Stacy Kennedy: Mostly verbally. With one or two words or the occasional short sentence or phrase. We've tried PECs and AAC and he hasn't shown a lot of interest. He's much more interested in using his verbal voice. We're slowly starting to teach him to type, so as he progresses he might use a small handheld device to have a voice. Sam loves speaking about his schedule for the week, what's coming up, or what's happened. He likes the solar system and talking about the planets.
BLOOM: Is he in school right now?
Stacy Kennedy: At the beginning of the pandemic he did school virtually and it was not a success for him. We were lucky enough that when they opened school for kids with disabilities, he and about five of his peers of different age groups were welcomed back into school. He's a kiddo that craves in-person connection.
BLOOM: What has been most challenging about raising him?
Stacy Kennedy: Being the mom of Sam is not hard work. Navigating the system, especially the health-care system, is hard work. When your child is diagnosed with autism you're put in the autism funding bucket and on a waitlist, and it's very hard to get out and navigate other services. An example is as a SickKids patient, Sam has a clinic program that is there to help us navigate services. But when we're referred outside the hospital for programming like occupational therapy that would be available if Sam had cerebral palsy or cystic fibrosis, we can't access it because he has autism. He's siloed onto a waitlist specifically for autistic kiddos.
BLOOM: So right now you're currently paying for services privately.
Stacy Kennedy: Yes. The clinicians have suggested that Sam should receive 12 to 16 hours of ABA a week and about eight hours a week of occupational therapy for his feeding issues. We're currently paying for six hours of ABA a week at $55 an hour, which works out to about $1,300 a month. Occupational therapy is $150 an hour, so we haven't been able to do that in a month or two. For my son to have feeding success he needs intensity. He attended a wonderful half-day feeding camp for five days in July and it was on the fifth day when we started to see success, and then it stopped.

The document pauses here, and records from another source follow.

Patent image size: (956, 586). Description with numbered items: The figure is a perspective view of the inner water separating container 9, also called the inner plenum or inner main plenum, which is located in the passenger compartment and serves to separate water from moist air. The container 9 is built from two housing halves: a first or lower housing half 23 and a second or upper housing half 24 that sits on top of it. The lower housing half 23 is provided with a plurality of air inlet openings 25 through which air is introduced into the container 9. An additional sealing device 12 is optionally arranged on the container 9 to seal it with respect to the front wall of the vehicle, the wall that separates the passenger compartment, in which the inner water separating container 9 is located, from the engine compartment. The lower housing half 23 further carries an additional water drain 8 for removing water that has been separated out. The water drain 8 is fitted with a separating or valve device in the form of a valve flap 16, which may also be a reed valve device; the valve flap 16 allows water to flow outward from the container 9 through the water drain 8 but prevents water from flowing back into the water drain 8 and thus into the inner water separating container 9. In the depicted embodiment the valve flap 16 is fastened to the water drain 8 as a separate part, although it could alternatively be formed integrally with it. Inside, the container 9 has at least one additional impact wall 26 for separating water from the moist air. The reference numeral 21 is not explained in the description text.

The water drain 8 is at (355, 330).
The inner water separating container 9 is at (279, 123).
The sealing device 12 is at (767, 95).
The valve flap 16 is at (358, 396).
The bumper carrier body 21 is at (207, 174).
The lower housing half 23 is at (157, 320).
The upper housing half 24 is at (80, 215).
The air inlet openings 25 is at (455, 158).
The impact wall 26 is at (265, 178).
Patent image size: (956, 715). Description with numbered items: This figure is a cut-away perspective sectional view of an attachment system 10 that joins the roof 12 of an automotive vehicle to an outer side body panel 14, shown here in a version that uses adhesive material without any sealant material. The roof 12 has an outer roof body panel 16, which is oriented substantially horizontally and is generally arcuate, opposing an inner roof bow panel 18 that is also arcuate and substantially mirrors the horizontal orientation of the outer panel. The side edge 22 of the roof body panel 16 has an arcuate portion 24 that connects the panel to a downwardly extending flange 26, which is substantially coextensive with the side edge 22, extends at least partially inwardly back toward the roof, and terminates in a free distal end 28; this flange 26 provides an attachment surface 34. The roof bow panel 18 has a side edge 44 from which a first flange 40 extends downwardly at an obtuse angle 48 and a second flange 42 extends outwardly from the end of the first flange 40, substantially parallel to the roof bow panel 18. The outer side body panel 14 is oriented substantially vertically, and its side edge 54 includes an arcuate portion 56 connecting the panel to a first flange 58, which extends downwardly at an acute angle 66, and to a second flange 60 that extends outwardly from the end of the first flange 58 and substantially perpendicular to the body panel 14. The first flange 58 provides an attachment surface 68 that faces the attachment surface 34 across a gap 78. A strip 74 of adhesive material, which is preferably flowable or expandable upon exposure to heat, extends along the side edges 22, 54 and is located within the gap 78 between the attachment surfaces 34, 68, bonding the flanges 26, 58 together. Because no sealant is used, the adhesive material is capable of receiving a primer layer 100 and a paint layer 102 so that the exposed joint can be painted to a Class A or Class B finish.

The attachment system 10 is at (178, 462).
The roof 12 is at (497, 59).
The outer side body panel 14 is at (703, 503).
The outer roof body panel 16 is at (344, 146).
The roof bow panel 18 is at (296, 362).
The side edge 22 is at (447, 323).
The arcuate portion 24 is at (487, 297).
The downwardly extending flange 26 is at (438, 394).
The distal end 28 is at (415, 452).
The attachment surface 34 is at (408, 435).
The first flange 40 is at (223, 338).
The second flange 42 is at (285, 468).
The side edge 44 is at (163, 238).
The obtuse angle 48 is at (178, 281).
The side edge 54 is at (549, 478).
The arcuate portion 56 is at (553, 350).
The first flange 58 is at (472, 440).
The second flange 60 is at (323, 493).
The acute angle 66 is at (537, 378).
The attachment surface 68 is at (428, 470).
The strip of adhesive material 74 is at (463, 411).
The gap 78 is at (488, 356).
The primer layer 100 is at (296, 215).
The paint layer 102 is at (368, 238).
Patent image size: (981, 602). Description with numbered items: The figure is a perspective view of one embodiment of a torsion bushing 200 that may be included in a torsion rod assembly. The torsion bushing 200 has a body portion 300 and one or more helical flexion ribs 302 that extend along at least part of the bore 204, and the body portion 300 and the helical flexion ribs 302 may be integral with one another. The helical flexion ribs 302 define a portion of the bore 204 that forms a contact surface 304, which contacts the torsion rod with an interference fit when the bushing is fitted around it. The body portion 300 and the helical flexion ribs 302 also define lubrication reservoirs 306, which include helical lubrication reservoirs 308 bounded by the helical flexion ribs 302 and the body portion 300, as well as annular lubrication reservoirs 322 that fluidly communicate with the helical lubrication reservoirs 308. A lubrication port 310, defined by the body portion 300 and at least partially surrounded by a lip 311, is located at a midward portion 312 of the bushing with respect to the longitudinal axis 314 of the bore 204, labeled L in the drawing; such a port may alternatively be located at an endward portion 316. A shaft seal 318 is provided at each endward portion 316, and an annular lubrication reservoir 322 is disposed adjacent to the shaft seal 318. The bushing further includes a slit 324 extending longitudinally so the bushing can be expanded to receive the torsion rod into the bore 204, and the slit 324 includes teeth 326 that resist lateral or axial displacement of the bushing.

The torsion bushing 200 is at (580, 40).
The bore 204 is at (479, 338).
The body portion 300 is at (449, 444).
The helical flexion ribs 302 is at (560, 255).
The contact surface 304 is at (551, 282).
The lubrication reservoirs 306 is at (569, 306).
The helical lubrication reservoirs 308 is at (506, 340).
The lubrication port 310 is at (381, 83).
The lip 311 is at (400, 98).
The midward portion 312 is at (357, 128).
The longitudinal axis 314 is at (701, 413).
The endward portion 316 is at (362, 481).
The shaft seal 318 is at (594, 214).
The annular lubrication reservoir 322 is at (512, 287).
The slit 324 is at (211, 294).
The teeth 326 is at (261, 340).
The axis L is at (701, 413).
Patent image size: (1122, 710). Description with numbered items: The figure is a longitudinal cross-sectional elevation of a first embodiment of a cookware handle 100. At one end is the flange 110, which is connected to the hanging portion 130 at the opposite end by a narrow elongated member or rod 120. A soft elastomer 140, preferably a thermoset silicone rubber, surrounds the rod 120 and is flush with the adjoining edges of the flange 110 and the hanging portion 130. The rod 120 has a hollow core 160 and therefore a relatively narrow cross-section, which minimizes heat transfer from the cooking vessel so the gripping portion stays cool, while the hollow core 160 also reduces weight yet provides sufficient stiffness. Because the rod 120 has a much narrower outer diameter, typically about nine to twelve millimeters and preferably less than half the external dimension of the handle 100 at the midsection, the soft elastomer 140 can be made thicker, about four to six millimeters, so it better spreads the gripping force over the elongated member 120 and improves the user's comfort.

BLOOM: What are Sam's feeding issues and how do they impact his life?
Stacy Kennedy: He has a major food aversion and a severe oral aversion. He was born with a bilateral cleft lip and palate, so he had several surgeries before the age of two that made him incredibly sensitive in that area. He essentially has a fear of food and it's a big stressor or trigger for him. Once we had an OT who we felt was really listening to him we changed our strategies to accommodate his fear. So he drinks a prescribed nutritional formula by cup. He drinks it four to six times a day and we noticed a huge change in his stress levels.
BLOOM: You mentioned he needs surgery but he wouldn't be able to tolerate the oral procedures to prepare for it.
Stacy Kennedy: He needs an oral bone graft which is the next step in treating his bilateral cleft lip and palate. That surgery would increase his speech clarity and oral function and improve his craniofacial difference. But first he needs to overcome his oral aversion.
BLOOM: I read this CBC piece last week, and it said that 2,004 of 49,431 children registered in the Ontario Autism Program have been 'invited' to receive funding for core clinical services. I was struck by the word 'invited.'
Stacy Kennedy: If a health care professional refers you regionally to receive services because of an autism diagnosis, you're pushed onto a waitlist and you have to be invited to access services. It's like a lottery.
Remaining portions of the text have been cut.